Through valuable conversations with her mother, Katherine developed her character of Kitty, who like her own mum studied at The Slade in London. It is fictional Kitty’s grandmother’s desire for her to study at The Slade . Katherine’s own mother took art lessons from a Russian Prince Yuri, who arrived in London as a refugee, accompanied by all his heirlooms, Like Kitty in the novel, Katherine’s mum also had lessons from Lucien Freud and Katherine’s character of Yuri is a blend of both the Russian prince and Lucien Freud though perhaps veering more to be a portrait of Freud. Katherine says that literature allows you to stretch and exaggerate things more than they are in reality.
Although Katherine denies having inherited her mothers artistic talent, even though she did study print making. Katherine does however believe she inherited her writing ability from her dad’s Welsh side of the family which included a link to the writer of the Welsh national anthem.
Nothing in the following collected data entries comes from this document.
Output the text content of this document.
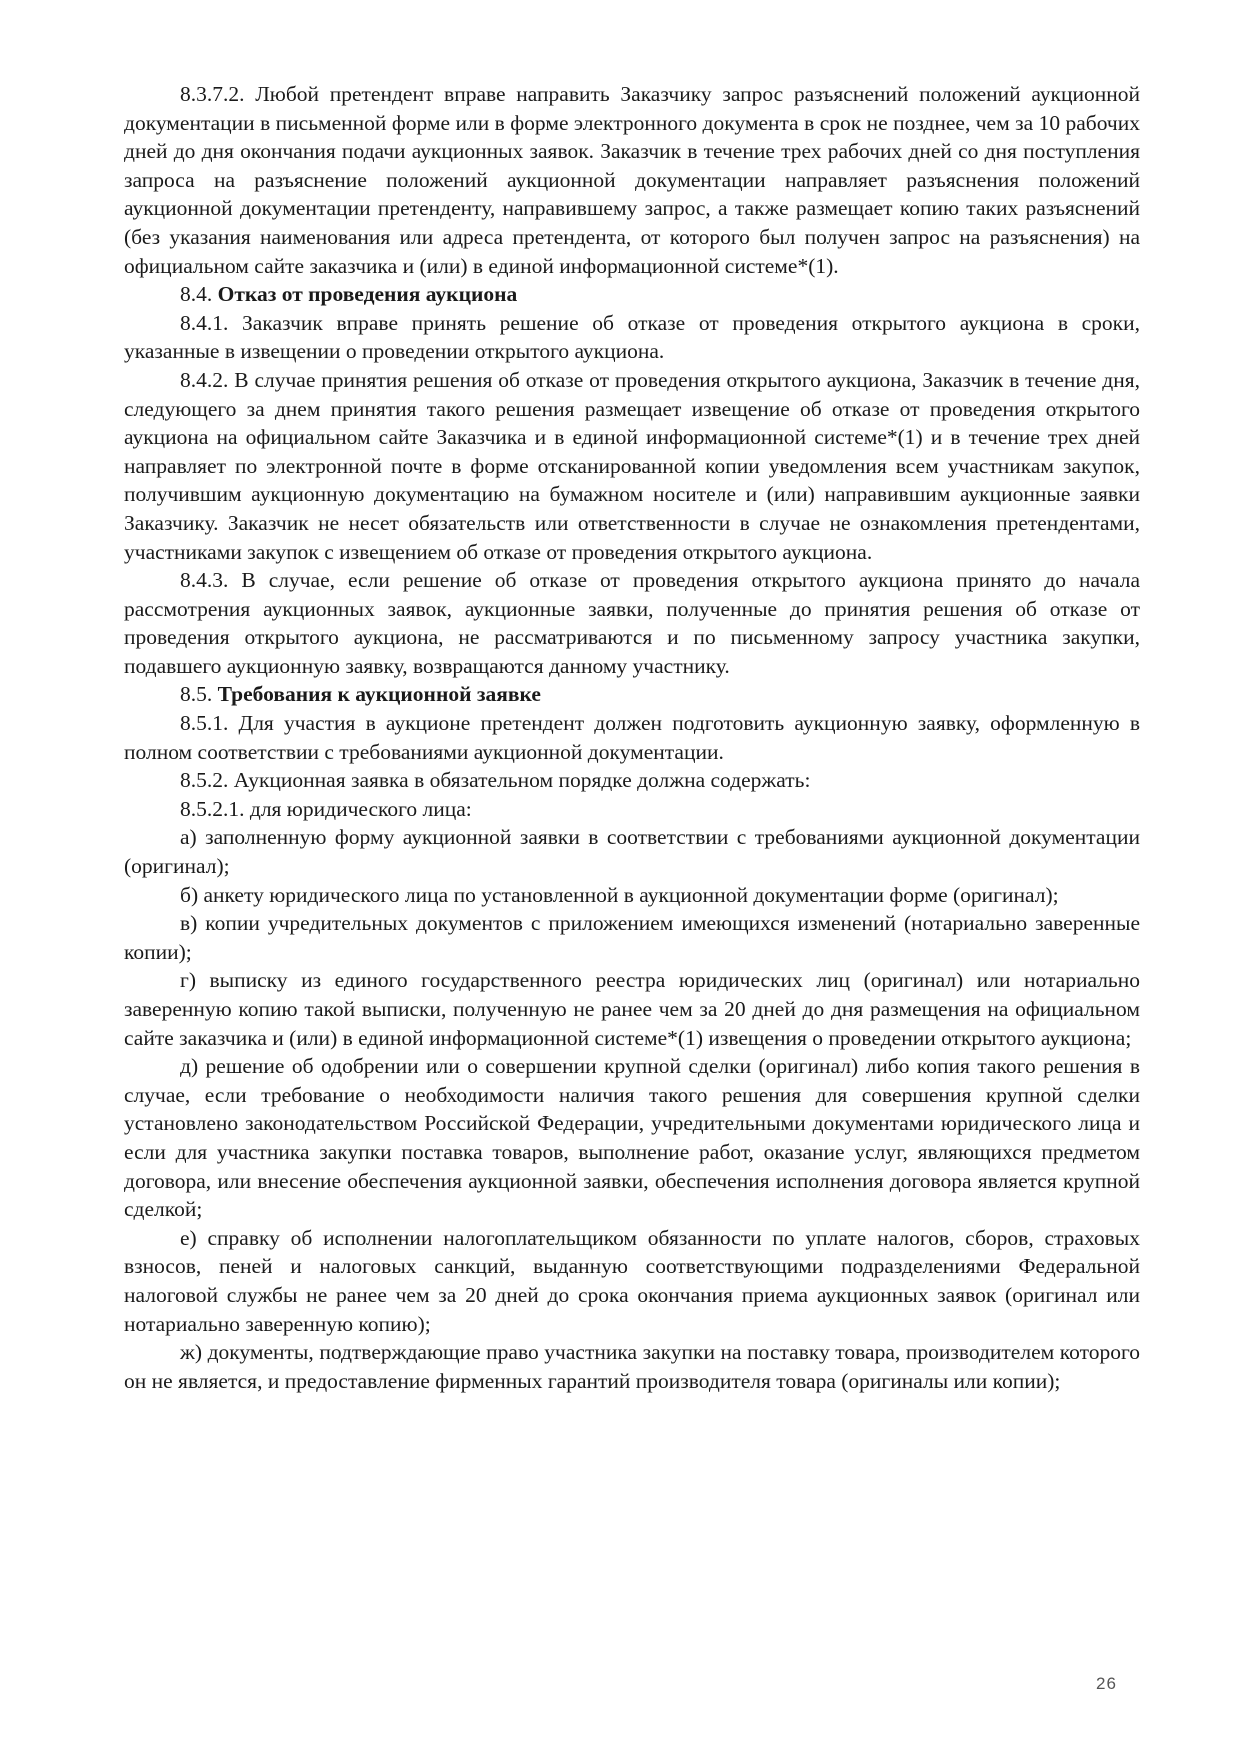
8.3.7.2. Любой претендент вправе направить Заказчику запрос разъяснений положений аукционной документации в письменной форме или в форме электронного документа в срок не позднее, чем за 10 рабочих дней до дня окончания подачи аукционных заявок. Заказчик в течение трех рабочих дней со дня поступления запроса на разъяснение положений аукционной документации направляет разъяснения положений аукционной документации претенденту, направившему запрос, а также размещает копию таких разъяснений (без указания наименования или адреса претендента, от которого был получен запрос на разъяснения) на официальном сайте заказчика и (или) в единой информационной системе*(1).

8.4. Отказ от проведения аукциона

8.4.1. Заказчик вправе принять решение об отказе от проведения открытого аукциона в сроки, указанные в извещении о проведении открытого аукциона.

8.4.2. В случае принятия решения об отказе от проведения открытого аукциона, Заказчик в течение дня, следующего за днем принятия такого решения размещает извещение об отказе от проведения открытого аукциона на официальном сайте Заказчика и в единой информационной системе*(1) и в течение трех дней направляет по электронной почте в форме отсканированной копии уведомления всем участникам закупок, получившим аукционную документацию на бумажном носителе и (или) направившим аукционные заявки Заказчику. Заказчик не несет обязательств или ответственности в случае не ознакомления претендентами, участниками закупок с извещением об отказе от проведения открытого аукциона.

8.4.3. В случае, если решение об отказе от проведения открытого аукциона принято до начала рассмотрения аукционных заявок, аукционные заявки, полученные до принятия решения об отказе от проведения открытого аукциона, не рассматриваются и по письменному запросу участника закупки, подавшего аукционную заявку, возвращаются данному участнику.

8.5. Требования к аукционной заявке

8.5.1. Для участия в аукционе претендент должен подготовить аукционную заявку, оформленную в полном соответствии с требованиями аукционной документации.

8.5.2. Аукционная заявка в обязательном порядке должна содержать:

8.5.2.1. для юридического лица:

а) заполненную форму аукционной заявки в соответствии с требованиями аукционной документации (оригинал);

б) анкету юридического лица по установленной в аукционной документации форме (оригинал);

в) копии учредительных документов с приложением имеющихся изменений (нотариально заверенные копии);

г) выписку из единого государственного реестра юридических лиц (оригинал) или нотариально заверенную копию такой выписки, полученную не ранее чем за 20 дней до дня размещения на официальном сайте заказчика и (или) в единой информационной системе*(1) извещения о проведении открытого аукциона;

д) решение об одобрении или о совершении крупной сделки (оригинал) либо копия такого решения в случае, если требование о необходимости наличия такого решения для совершения крупной сделки установлено законодательством Российской Федерации, учредительными документами юридического лица и если для участника закупки поставка товаров, выполнение работ, оказание услуг, являющихся предметом договора, или внесение обеспечения аукционной заявки, обеспечения исполнения договора является крупной сделкой;

е) справку об исполнении налогоплательщиком обязанности по уплате налогов, сборов, страховых взносов, пеней и налоговых санкций, выданную соответствующими подразделениями Федеральной налоговой службы не ранее чем за 20 дней до срока окончания приема аукционных заявок (оригинал или нотариально заверенную копию);

ж) документы, подтверждающие право участника закупки на поставку товара, производителем которого он не является, и предоставление фирменных гарантий производителя товара (оригиналы или копии);

26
Katherine says such is the state of the literary world, that she needs to stick to her genre, and the brand she has created and so it is that every two years she produces another novel. It is an added advantage that she just happens to love her setting of Africa. Katherine however hasn’t always written about Africa. Early in her career as a schoolteacher on the east coast of Tasmania on Flinders Island she wrote a book ‘the boy and the whale’.
Another Swahili phrase is a lyrical way of saying how are you. It’s the beautiful “how is the stare of your heart?”.
If you want to know if Katherine’s protagonist Kitty can answer that question, and if she reaches a state of being with joy you need to read her book ‘The Perfect Wife’ which is out now by Penguin.